Pair Corralation between Shandong Polymer and Jiangxi Ganfeng
Assuming the 90 days trading horizon Shandong Polymer is expected to generate 1.22 times less return on investment than Jiangxi Ganfeng. But when comparing it to its historical volatility, Shandong Polymer Biochemicals is 1.36 times less risky than Jiangxi Ganfeng. It trades about 0.09 of its potential returns per unit of risk. Jiangxi Ganfeng Lithium is currently generating about 0.08 of returns per unit of risk over similar time horizon. If you would invest 3,209 in Jiangxi Ganfeng Lithium on September 3, 2024 and sell it today you would earn a total of 996.00 from holding Jiangxi Ganfeng Lithium or generate 31.04% return on investment over 90 days.

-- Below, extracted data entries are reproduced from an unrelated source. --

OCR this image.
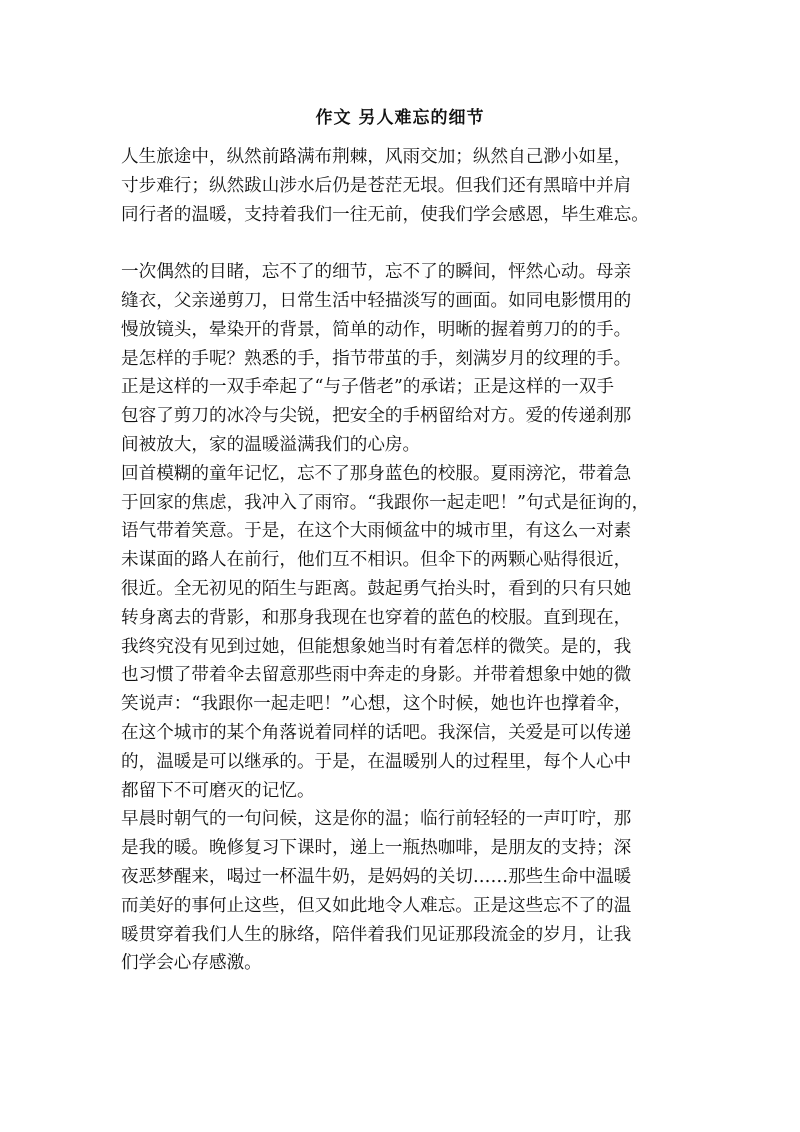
作文 另人难忘的细节
人生旅途中，纵然前路满布荆棘，风雨交加；纵然自己渺小如星，
寸步难行；纵然跋山涉水后仍是苍茫无垠。但我们还有黑暗中并肩
同行者的温暖，支持着我们一往无前，使我们学会感恩，毕生难忘。
一次偶然的目睹，忘不了的细节，忘不了的瞬间，怦然心动。母亲
缝衣，父亲递剪刀，日常生活中轻描淡写的画面。如同电影惯用的
慢放镜头，晕染开的背景，简单的动作，明晰的握着剪刀的的手。
是怎样的手呢？熟悉的手，指节带茧的手，刻满岁月的纹理的手。
正是这样的一双手牵起了“与子偕老”的承诺；正是这样的一双手
包容了剪刀的冰冷与尖锐，把安全的手柄留给对方。爱的传递刹那
间被放大，家的温暖溢满我们的心房。
回首模糊的童年记忆，忘不了那身蓝色的校服。夏雨滂沱，带着急
于回家的焦虑，我冲入了雨帘。“我跟你一起走吧！”句式是征询的，
语气带着笑意。于是，在这个大雨倾盆中的城市里，有这么一对素
未谋面的路人在前行，他们互不相识。但伞下的两颗心贴得很近，
很近。全无初见的陌生与距离。鼓起勇气抬头时，看到的只有只她
转身离去的背影，和那身我现在也穿着的蓝色的校服。直到现在，
我终究没有见到过她，但能想象她当时有着怎样的微笑。是的，我
也习惯了带着伞去留意那些雨中奔走的身影。并带着想象中她的微
笑说声：“我跟你一起走吧！”心想，这个时候，她也许也撑着伞，
在这个城市的某个角落说着同样的话吧。我深信，关爱是可以传递
的，温暖是可以继承的。于是，在温暖别人的过程里，每个人心中
都留下不可磨灭的记忆。
早晨时朝气的一句问候，这是你的温；临行前轻轻的一声叮咛，那
是我的暖。晚修复习下课时，递上一瓶热咖啡，是朋友的支持；深
夜恶梦醒来，喝过一杯温牛奶，是妈妈的关切……那些生命中温暖
而美好的事何止这些，但又如此地令人难忘。正是这些忘不了的温
暖贯穿着我们人生的脉络，陪伴着我们见证那段流金的岁月，让我
们学会心存感激。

Time Period | 3 Months [change] |
Direction | Moves Together |
Strength | Strong |
Accuracy | 100.0% |
Values | Daily Returns |
Shandong Polymer Biochemicals vs. Jiangxi Ganfeng Lithium
Performance |
Timeline |
Shandong Polymer Bio |
Jiangxi Ganfeng Lithium |
Shandong Polymer and Jiangxi Ganfeng Volatility Contrast
Predicted Return Density |
Returns |
Pair Trading with Shandong Polymer and Jiangxi Ganfeng
The main advantage of trading using opposite Shandong Polymer and Jiangxi Ganfeng positions is that it hedges away some unsystematic risk. Because of two separate transactions, even if Shandong Polymer position performs unexpectedly, Jiangxi Ganfeng can make up some of the losses. Pair trading also minimizes risk from directional movements in the market. For example, if an entire industry or sector drops because of unexpected headlines, the short position in Jiangxi Ganfeng will offset losses from the drop in Jiangxi Ganfeng's long position.Shandong Polymer vs. Zijin Mining Group | Shandong Polymer vs. Baoshan Iron Steel | Shandong Polymer vs. Rongsheng Petrochemical Co | Shandong Polymer vs. Hoshine Silicon Ind |
Jiangxi Ganfeng vs. Dymatic Chemicals | Jiangxi Ganfeng vs. Yingde Greatchem Chemicals | Jiangxi Ganfeng vs. Ningxia Younglight Chemicals | Jiangxi Ganfeng vs. Shandong Polymer Biochemicals |
Check out your portfolio center.Note that this page's information should be used as a complementary analysis to find the right mix of equity instruments to add to your existing portfolios or create a brand new portfolio. You can also try the Instant Ratings module to determine any equity ratings based on digital recommendations. Macroaxis instant equity ratings are based on combination of fundamental analysis and risk-adjusted market performance.